Batata News – Josephine Baker, a Vênus Negra

 

                                                                                 Cartaz da Peça

O Cineteatro Maison de France apresenta a peça “Josephine Baker, A Vênus Negra”. Estrelada pela versátil Aline Deluna e com o acompanhamento dos músicos Dany Roland (Bateria e Percussão), Christiano Sauer (Contrabaixo, Violão e Guitarra) e Jonathan Ferr (piano e escoleta), que também se revelaram versáteis atores,  e com direção de Otávio Muller e texto de Walter Daguerre.

                                                             Deluna, uma grande atriz!!!

Esse notável musical conseguiu traçar de forma muito eficiente a não menos notável trajetória dessa artista nascida nos Estados Unidos, mas que acabou se radicando na França em virtude do racismo latente do primeiro país e de uma maior receptividade do segundo.

Deluna começa a peça vindo do fundo da plateia para o palco, com o pano caído. Ela dá a boa noite, se senta no palco e começa a conversar com a plateia. Inicialmente, fala dela mesma, de como conheceu Josephine Baker e de sua identificação imediata com a artista. Pouco a pouco, ela sai de sua vida e entra na infância de Baker nos Estados Unidos, narrando detalhes de sua vida em terceira pessoa. É de chocar o trecho de sua infância, em que foi tratada com violência e assédio sexual quando era faxineira nas casas dos brancos americanos. E muito mais chocante foi saber que todo o seu bairro foi destruído e assassinado por brancos racistas. Pouco a pouco, foi entrando na carreira musical, embora fosse mais chamada para trabalhar como camareira, até que consegue seu primeiro palco e número musical. Sua forma simultaneamente sensual e cômica, dançando propositalmente de forma desengonçada, chamou a atenção de um empresário que a levou à Paris, onde ela se espantou com o tratamento totalmente diferente de seu país de origem. A partir daí, a peça toma ares de musical onde Deluna destila todo o seu talento, seminua em muitos números, tal como era Baker. Foi muito legal também ver os músicos na peça. Eles, além de tocarem seus instrumentos com maestria, interagiam com a atriz, fazendo papéis de pessoas que passaram pela vida de Baker: empresários e amantes, além de alguns maridos de seus cinco casamentos. Lances da vida de Baker eram contados alternados pelos números musicais, o que ajudou a peça a fluir com naturalidade, não saturando o público de informações. A plateia também participou de forma ativa, quando o elenco descia à ela e trazia pessoas para subirem ao palco, onde até um trenzinho foi feito durante o número musical. Outro trecho marcante da peça foi a ligação de Baker com o Brasil. A artista veio ao Rio de Janeiro várias vezes, se encantou com um menininho muito talentoso que mais tarde contracenaria com ela em alguns shows no Brasil, sendo esse menininho o futuro multimídia Grande Otelo. Conheceu Le Corbusier (teve até um affair com ele), arquiteto francês que teria um papel fundamental na modernização do Rio de Janeiro, e ficou hospedada na casa de Tarsila do Amaral e Oswald de Andrade. Só para arrematar, ficou maravilhada com o show dos Dzi Croquettes e inclusive pediu ao dono da casa de shows em que atuava que contratasse o grupo brasileiro como atração efetiva depois que ela saísse de lá e abandonasse a vida artística.

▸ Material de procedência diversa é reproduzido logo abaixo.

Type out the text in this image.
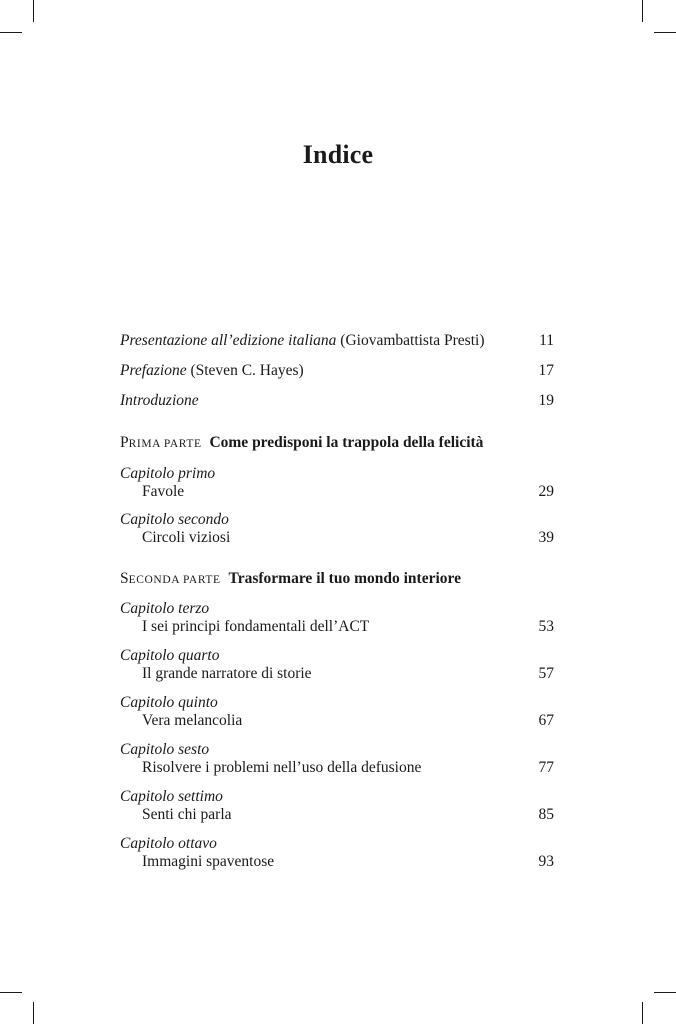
Indice
Presentazione all’edizione italiana (Giovambattista Presti)	11
Prefazione (Steven C. Hayes)	17
Introduzione	19
PRIMA PARTE Come predisponi la trappola della felicità
Capitolo primo
Favole	29
Capitolo secondo
Circoli viziosi	39
SECONDA PARTE Trasformare il tuo mondo interiore
Capitolo terzo
I sei principi fondamentali dell’ACT	53
Capitolo quarto
Il grande narratore di storie	57
Capitolo quinto
Vera melancolia	67
Capitolo sesto
Risolvere i problemi nell’uso della defusione	77
Capitolo settimo
Senti chi parla	85
Capitolo ottavo
Immagini spaventose	93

Os músicos da peça com Deluna e Cédric, o responsável pelo teatro Maison de France (de azul)

Outros detalhes da vida de Baker foram enfocados: sua revolta com os americanos ao, já consagrada na Europa, fazer um show nos Estados Unidos e ser tratada com desrespeito pela crítica em virtude do racismo; sua participação como espiã na Segunda Guerra Mundial, onde a emissão de documentos falsos por ela salvou muitas vidas; o problema no útero que quase a matou e a impediu de ter filhos; e a sua famosa “tribo arco-íris”, onde adotou muitas crianças de várias origens diferentes para provar que a diversidade pode perfeitamente viver em harmonia.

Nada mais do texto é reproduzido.